Culture and Economic Sociology
Nina Bandelj, Xinling ZhouSummary
Prominent cultural lines of research have developed in the field of economic sociology, departing from early developments that had a strong structural focus. Inspired by the work of Viviana Zelizer and Paul DiMaggio in the 1990s, this subfield of cultural economic sociology can be analyzed through four lenses. The first is a body of work that treats culture as cognitive schemas, ideas, and categories and pays special attention to the performativity of economic models. The second line of work addresses valuation and meaning, including changing social value of children and life, cultural foundation of prices, the social meaning of money, and the relational work of matching multiple monies with fitting social relations. The third line of inquiry has become known as the morals and markets scholarship, including considerations of morally fraught and taboo economic exchange. The fourth strand concerns broader institutions and how culture influences various aspects of economic organization that differ across national contexts, such as industrial policy, financial regulation, legal provisions, or economic development.
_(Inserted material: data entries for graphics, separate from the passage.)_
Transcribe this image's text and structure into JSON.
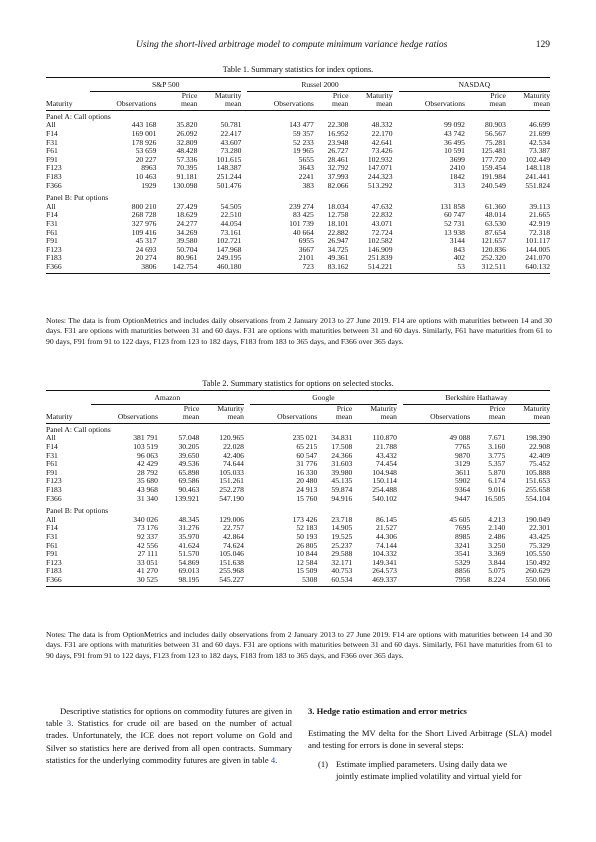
{
  "header": {
    "title": "Using the short-lived arbitrage model to compute minimum variance hedge ratios",
    "page_number": "129"
  },
  "table1": {
    "caption": "Table 1.  Summary statistics for index options.",
    "groups": [
      "S&P 500",
      "Russel 2000",
      "NASDAQ"
    ],
    "col_maturity": "Maturity",
    "col_obs": "Observations",
    "col_price_1": "Price",
    "col_price_2": "mean",
    "col_mat_1": "Maturity",
    "col_mat_2": "mean",
    "panel_a": "Panel A: Call options",
    "panel_b": "Panel B: Put options",
    "calls": [
      [
        "All",
        "443 168",
        "35.820",
        "50.781",
        "143 477",
        "22.308",
        "48.332",
        "99 092",
        "80.903",
        "46.699"
      ],
      [
        "F14",
        "169 001",
        "26.092",
        "22.417",
        "59 357",
        "16.952",
        "22.170",
        "43 742",
        "56.567",
        "21.699"
      ],
      [
        "F31",
        "178 926",
        "32.809",
        "43.607",
        "52 233",
        "23.948",
        "42.641",
        "36 495",
        "75.281",
        "42.534"
      ],
      [
        "F61",
        "53 659",
        "48.428",
        "73.280",
        "19 965",
        "26.727",
        "73.426",
        "10 591",
        "125.481",
        "73.387"
      ],
      [
        "F91",
        "20 227",
        "57.336",
        "101.615",
        "5655",
        "28.461",
        "102.932",
        "3699",
        "177.720",
        "102.449"
      ],
      [
        "F123",
        "8963",
        "70.395",
        "148.387",
        "3643",
        "32.792",
        "147.071",
        "2410",
        "159.454",
        "148.118"
      ],
      [
        "F183",
        "10 463",
        "91.181",
        "251.244",
        "2241",
        "37.993",
        "244.323",
        "1842",
        "191.984",
        "241.441"
      ],
      [
        "F366",
        "1929",
        "130.098",
        "501.476",
        "383",
        "82.066",
        "513.292",
        "313",
        "240.549",
        "551.824"
      ]
    ],
    "puts": [
      [
        "All",
        "800 210",
        "27.429",
        "54.505",
        "239 274",
        "18.034",
        "47.632",
        "131 858",
        "61.360",
        "39.113"
      ],
      [
        "F14",
        "268 728",
        "18.629",
        "22.510",
        "83 425",
        "12.758",
        "22.832",
        "60 747",
        "48.014",
        "21.665"
      ],
      [
        "F31",
        "327 976",
        "24.277",
        "44.054",
        "101 739",
        "18.101",
        "43.071",
        "52 731",
        "63.530",
        "42.919"
      ],
      [
        "F61",
        "109 416",
        "34.269",
        "73.161",
        "40 664",
        "22.882",
        "72.724",
        "13 938",
        "87.654",
        "72.318"
      ],
      [
        "F91",
        "45 317",
        "39.580",
        "102.721",
        "6955",
        "26.947",
        "102.582",
        "3144",
        "121.657",
        "101.117"
      ],
      [
        "F123",
        "24 693",
        "50.704",
        "147.968",
        "3667",
        "34.725",
        "146.909",
        "843",
        "120.836",
        "144.005"
      ],
      [
        "F183",
        "20 274",
        "80.961",
        "249.195",
        "2101",
        "49.361",
        "251.839",
        "402",
        "252.320",
        "241.070"
      ],
      [
        "F366",
        "3806",
        "142.754",
        "460.180",
        "723",
        "83.162",
        "514.221",
        "53",
        "312.511",
        "640.132"
      ]
    ],
    "notes": "Notes: The data is from OptionMetrics and includes daily observations from 2 January 2013 to 27 June 2019. F14 are options with maturities between 14 and 30 days. F31 are options with maturities between 31 and 60 days. F31 are options with maturities between 31 and 60 days. Similarly, F61 have maturities from 61 to 90 days, F91 from 91 to 122 days, F123 from 123 to 182 days, F183 from 183 to 365 days, and F366 over 365 days."
  },
  "table2": {
    "caption": "Table 2.  Summary statistics for options on selected stocks.",
    "groups": [
      "Amazon",
      "Google",
      "Berkshire Hathaway"
    ],
    "col_maturity": "Maturity",
    "col_obs": "Observations",
    "col_price_1": "Price",
    "col_price_2": "mean",
    "col_mat_1": "Maturity",
    "col_mat_2": "mean",
    "panel_a": "Panel A: Call options",
    "panel_b": "Panel B: Put options",
    "calls": [
      [
        "All",
        "381 791",
        "57.048",
        "120.965",
        "235 021",
        "34.831",
        "110.870",
        "49 088",
        "7.671",
        "198.390"
      ],
      [
        "F14",
        "103 519",
        "30.205",
        "22.028",
        "65 215",
        "17.508",
        "21.788",
        "7765",
        "3.160",
        "22.908"
      ],
      [
        "F31",
        "96 063",
        "39.650",
        "42.406",
        "60 547",
        "24.366",
        "43.432",
        "9870",
        "3.775",
        "42.409"
      ],
      [
        "F61",
        "42 429",
        "49.536",
        "74.644",
        "31 776",
        "31.603",
        "74.454",
        "3129",
        "5.357",
        "75.452"
      ],
      [
        "F91",
        "28 792",
        "65.898",
        "105.033",
        "16 330",
        "39.980",
        "104.948",
        "3611",
        "5.870",
        "105.888"
      ],
      [
        "F123",
        "35 680",
        "69.586",
        "151.261",
        "20 480",
        "45.135",
        "150.114",
        "5902",
        "6.174",
        "151.653"
      ],
      [
        "F183",
        "43 968",
        "90.463",
        "252.278",
        "24 913",
        "59.874",
        "254.488",
        "9364",
        "9.016",
        "255.658"
      ],
      [
        "F366",
        "31 340",
        "139.921",
        "547.190",
        "15 760",
        "94.916",
        "540.102",
        "9447",
        "16.505",
        "554.104"
      ]
    ],
    "puts": [
      [
        "All",
        "340 026",
        "48.345",
        "129.006",
        "173 426",
        "23.718",
        "86.145",
        "45 605",
        "4.213",
        "190.049"
      ],
      [
        "F14",
        "73 176",
        "31.276",
        "22.757",
        "52 183",
        "14.905",
        "21.527",
        "7695",
        "2.140",
        "22.301"
      ],
      [
        "F31",
        "92 337",
        "35.970",
        "42.864",
        "50 193",
        "19.525",
        "44.306",
        "8985",
        "2.486",
        "43.425"
      ],
      [
        "F61",
        "42 556",
        "41.624",
        "74.624",
        "26 805",
        "25.237",
        "74.144",
        "3241",
        "3.250",
        "75.329"
      ],
      [
        "F91",
        "27 111",
        "51.570",
        "105.046",
        "10 844",
        "29.588",
        "104.332",
        "3541",
        "3.369",
        "105.550"
      ],
      [
        "F123",
        "33 051",
        "54.869",
        "151.638",
        "12 584",
        "32.171",
        "149.341",
        "5329",
        "3.844",
        "150.492"
      ],
      [
        "F183",
        "41 270",
        "69.013",
        "255.968",
        "15 509",
        "40.753",
        "264.573",
        "8856",
        "5.075",
        "260.629"
      ],
      [
        "F366",
        "30 525",
        "98.195",
        "545.227",
        "5308",
        "60.534",
        "469.337",
        "7958",
        "8.224",
        "550.066"
      ]
    ],
    "notes": "Notes: The data is from OptionMetrics and includes daily observations from 2 January 2013 to 27 June 2019. F14 are options with maturities between 14 and 30 days. F31 are options with maturities between 31 and 60 days. F31 are options with maturities between 31 and 60 days. Similarly, F61 have maturities from 61 to 90 days, F91 from 91 to 122 days, F123 from 123 to 182 days, F183 from 183 to 365 days, and F366 over 365 days."
  },
  "left_col": {
    "text_1": "Descriptive statistics for options on commodity futures are given in table ",
    "ref_1": "3",
    "text_2": ". Statistics for crude oil are based on the number of actual trades. Unfortunately, the ICE does not report volume on Gold and Silver so statistics here are derived from all open contracts. Summary statistics for the underlying commodity futures are given in table ",
    "ref_2": "4",
    "text_3": "."
  },
  "right_col": {
    "section_heading": "3.  Hedge ratio estimation and error metrics",
    "intro": "Estimating the MV delta for the Short Lived Arbitrage (SLA) model and testing for errors is done in several steps:",
    "step_1_label": "(1)",
    "step_1_line_1": "Estimate implied parameters. Using daily data we",
    "step_1_line_2": "jointly estimate implied volatility and virtual yield for"
  }
}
Promising avenues of future research are well poised to address persistent theoretical and new empirical lines of inquiry, including how cultural economic sociology can advance cultural sociology more broadly; how it intersects with issues of domination, power, and inequality; and what it contributes to understanding of digital and platform economies, algorithmic valuation, artificial intelligence, renewable energy, biotechnology, state–market relations, and people’s economic lives increasingly polarized and mistrusting of economic data and expertise.